Highlights of the past months include:  Getting a good start on basses number 3 & 4, Flying to Vienna for three reunion concerts with Salonorchester Alhambra, playing 20′ and 30’s music with some really great musicians, visiting Verona, Brixen, Cremona, Perugia and Rome in June and July, meeting great bass makers like Tetsu Suzuki and Edgar Russ in Cremona and David Wiebe in Woodstock, NY, attending family Camp Ohana in Fairlee, VT with the fam, Katie starting the fourth grade of a great new school year, and meeting my dad and Dennis Stark in NYC last weekend.

I am currently holding down the fort while Beth is away for a conference, tending to errands, playing with my 1989 Toro Key-Lectric mower I found in the trash, and working a few hours a day in the shop.
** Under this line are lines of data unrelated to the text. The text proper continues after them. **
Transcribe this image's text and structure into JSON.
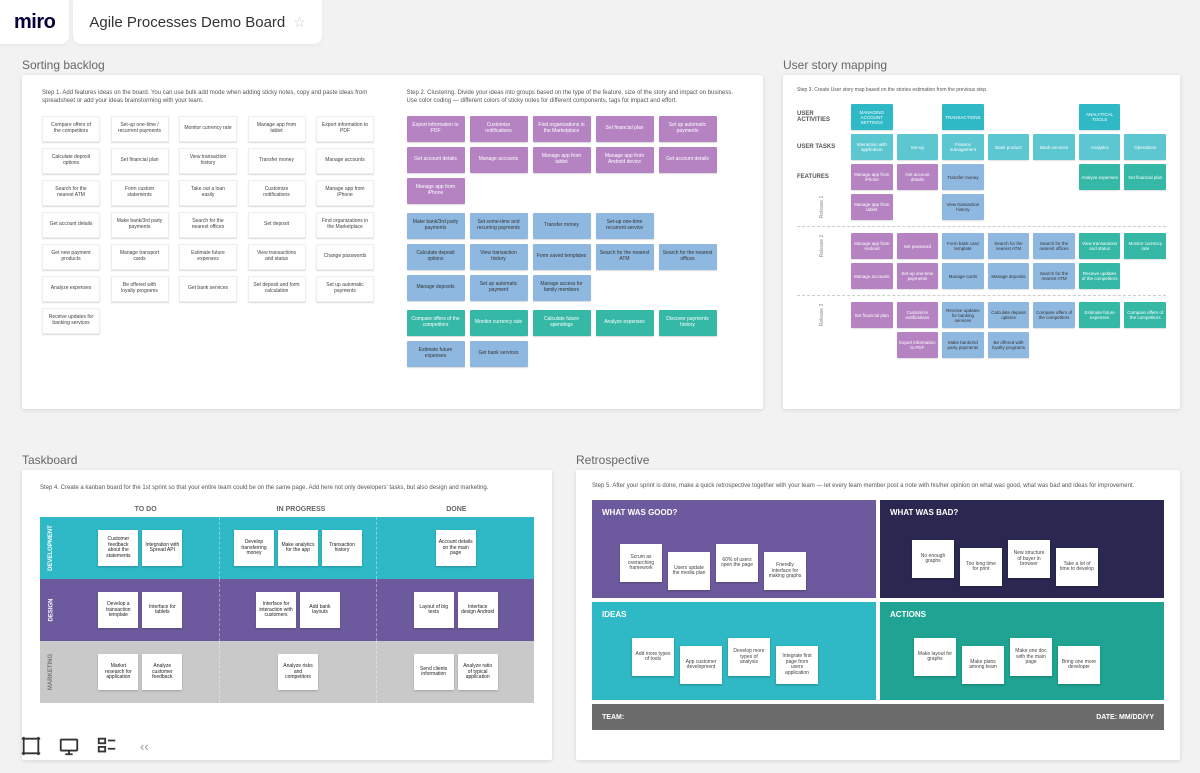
{
  "logo": "miro",
  "board_title": "Agile Processes Demo Board",
  "sections": {
    "backlog": "Sorting backlog",
    "usm": "User story mapping",
    "taskboard": "Taskboard",
    "retro": "Retrospective"
  },
  "backlog": {
    "step1": "Step 1. Add features ideas on the board. You can use bulk add mode when adding sticky notes, copy and paste ideas from spreadsheet or add your ideas brainstorming with your team.",
    "step2": "Step 2. Clustering. Divide your ideas into groups based on the type of the feature, size of the story and impact on business. Use color coding — different colors of sticky notes for different components, tags for impact and effort.",
    "white": [
      "Compare offers of the competitors",
      "Set-up one-time / recurrent payments",
      "Monitor currency rate",
      "Manage app from tablet",
      "Export information to PDF",
      "Calculate deposit options",
      "Set financial plan",
      "View transaction history",
      "Transfer money",
      "Manage accounts",
      "Search for the nearest ATM",
      "Form custom statements",
      "Take out a loan easily",
      "Customize notifications",
      "Manage app from iPhone",
      "Get account details",
      "Make bank/3rd party payments",
      "Search for the nearest offices",
      "Set deposit",
      "Find organizations in the Marketplace",
      "Get new payment products",
      "Manage transport cards",
      "Estimate future expenses",
      "View transactions and status",
      "Change passwords",
      "Analyze expenses",
      "Be offered with loyalty programs",
      "Get bank services",
      "Set deposit and form calculation",
      "Set up automatic payments",
      "Receive updates for banking services"
    ],
    "purple": [
      "Export information to PDF",
      "Customize notifications",
      "Find organizations in the Marketplace",
      "Set financial plan",
      "Set up automatic payments",
      "Get account details",
      "Manage accounts",
      "Manage app from tablet",
      "Manage app from Android device",
      "Get account details",
      "Manage app from iPhone"
    ],
    "blue": [
      "Make bank/3rd party payments",
      "Set some-time and recurring payments",
      "Transfer money",
      "Set-up one-time recurrent service",
      "Calculate deposit options",
      "View transaction history",
      "Form saved templates",
      "Search for the nearest ATM",
      "Search for the nearest offices",
      "Manage deposits",
      "Set up automatic payment",
      "Manage access for family members",
      "Estimate future expenses",
      "Get bank services"
    ],
    "teal": [
      "Compare offers of the competitors",
      "Monitor currency rate",
      "Calculate future spendings",
      "Analyze expenses",
      "Discover payments history"
    ]
  },
  "usm": {
    "step3": "Step 3. Create User story map based on the stories estimation from the previous step.",
    "rowlabels": [
      "USER ACTIVITIES",
      "USER TASKS",
      "FEATURES"
    ],
    "releases": [
      "Release 1",
      "Release 2",
      "Release 3"
    ],
    "activities": [
      "MANAGING ACCOUNT SETTINGS",
      "",
      "TRANSACTIONS",
      "",
      "",
      "ANALYTICAL TOOLS",
      ""
    ],
    "tasks": [
      "Interaction with application",
      "Set-up",
      "Finance management",
      "Bank product",
      "Bank services",
      "Analytics",
      "Operations"
    ],
    "r1": [
      [
        "Manage app from iPhone",
        "Get account details",
        "Transfer money",
        "",
        "",
        "Analyze expenses",
        "Set financial plan"
      ],
      [
        "Manage app from tablet",
        "",
        "View transaction history",
        "",
        "",
        "",
        ""
      ]
    ],
    "r2": [
      [
        "Manage app from Android",
        "Set password",
        "Form bank card template",
        "Search for the nearest ATM",
        "Search for the nearest offices",
        "View transactions and status",
        "Monitor currency rate"
      ],
      [
        "Manage accounts",
        "Set-up one-time payments",
        "Manage cards",
        "Manage deposits",
        "Search for the nearest ATM",
        "Receive updates of the competitors",
        ""
      ]
    ],
    "r3": [
      [
        "Set financial plan",
        "Customize notifications",
        "Receive updates for banking services",
        "Calculate deposit options",
        "Compare offers of the competitors",
        "Estimate future expenses",
        "Compare offers of the competitors"
      ],
      [
        "",
        "Export information to PDF",
        "Make bank/3rd party payments",
        "Be offered with loyalty programs",
        "",
        "",
        ""
      ]
    ]
  },
  "taskboard": {
    "step4": "Step 4. Create a kanban board for the 1st sprint so that your entire team could be on the same page. Add here not only developers' tasks, but also design and marketing.",
    "cols": [
      "TO DO",
      "IN PROGRESS",
      "DONE"
    ],
    "lanes": [
      "DEVELOPMENT",
      "DESIGN",
      "MARKETING"
    ],
    "dev": {
      "todo": [
        "Customer feedback about the statements",
        "Integration with Spread API"
      ],
      "prog": [
        "Develop transferring money",
        "Make analytics for the app",
        "Transaction history"
      ],
      "done": [
        "Account details on the main page"
      ]
    },
    "design": {
      "todo": [
        "Develop a transaction template",
        "Interface for tablets"
      ],
      "prog": [
        "Interface for interaction with customers",
        "Add bank layouts"
      ],
      "prog2": [],
      "done": [
        "Layout of big texts",
        "Interface design Android"
      ]
    },
    "mkt": {
      "todo": [
        "Market research for application",
        "Analyze customer feedback"
      ],
      "prog": [
        "Analyze risks and competitors"
      ],
      "done": [
        "Send clients information",
        "Analyze ratio of typical application"
      ]
    }
  },
  "retro": {
    "step5": "Step 5. After your sprint is done, make a quick retrospective together with your team — let every team member post a note with his/her opinion on what was good, what was bad and ideas for improvement.",
    "good": {
      "title": "WHAT WAS GOOD?",
      "notes": [
        "Scrum as overarching framework",
        "Users update the media plan",
        "60% of users open the page",
        "Friendly interface for making graphs"
      ]
    },
    "bad": {
      "title": "WHAT WAS BAD?",
      "notes": [
        "No enough graphs",
        "Too long time for print",
        "New structure of buyer in browser",
        "Take a lot of time to develop"
      ]
    },
    "ideas": {
      "title": "IDEAS",
      "notes": [
        "Add more types of tools",
        "App customer development",
        "Develop more types of analysis",
        "Integrate first page from users application"
      ]
    },
    "actions": {
      "title": "ACTIONS",
      "notes": [
        "Make layout for graphs",
        "Make plans among team",
        "Make one doc with the main page",
        "Bring one more developer"
      ]
    },
    "footer_team": "TEAM:",
    "footer_date": "DATE: MM/DD/YY"
  },
  "toolbar": {
    "collapse": "‹‹"
  }
}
We are also struggling with the loss of our friend, K., who tragically died while on post with the US Embassy in Madagascar last Friday. RIP.

I struggle with my multiple identities often, but am feeling really great about my abilities at the moment. I love fixing old stuff. The Toro started right up as I tested it today, but then made a funny noise and lost power- either the one push rod got thrown again, or more likely there’s a problem with the governor assembly which is killing the throttle. I am a little tired of taking it apart more than once, but man, it’s a nice machine and it was a big mess when I picked it up. Key start and self propelled…

I also got the screenplay draft of a film project yesterday in which I will appear. Weird. My good friend, Ludwig Wüst in Vienna, makes about a film a year and appears regularly on the European independent festivals. Since he works with amateur actors, I should fit right in. I sent him ten minutes of footage years ago at his request. I just did one take of improvised dialogue at his sparse direction: “Just explain to your mother why you haven’t been in touch for so long.” That’s what I did, and it was used and credited in “Heimatfilm” 2016. Now it looks like a major commitment of time and effort is in the works for “Erde” (“Soil”), where I will play opposite the lead female as the foreign visitor. The film is currently planned for release in 2020.

Bass for Sale

Anyone want to buy a bass?  This will be a launchpad for my private instruments for sale.  While some will be available from your favorite double bass retailer, home for sales will always be here.

This Viennese bass was probably made in what is now the Czech Republic around 1900. It is marked “4/4″ on the inside, has a 44″ body length and 41 1/2” string length.  The sound is phenomenal!  Located in Maryland and priced to sell!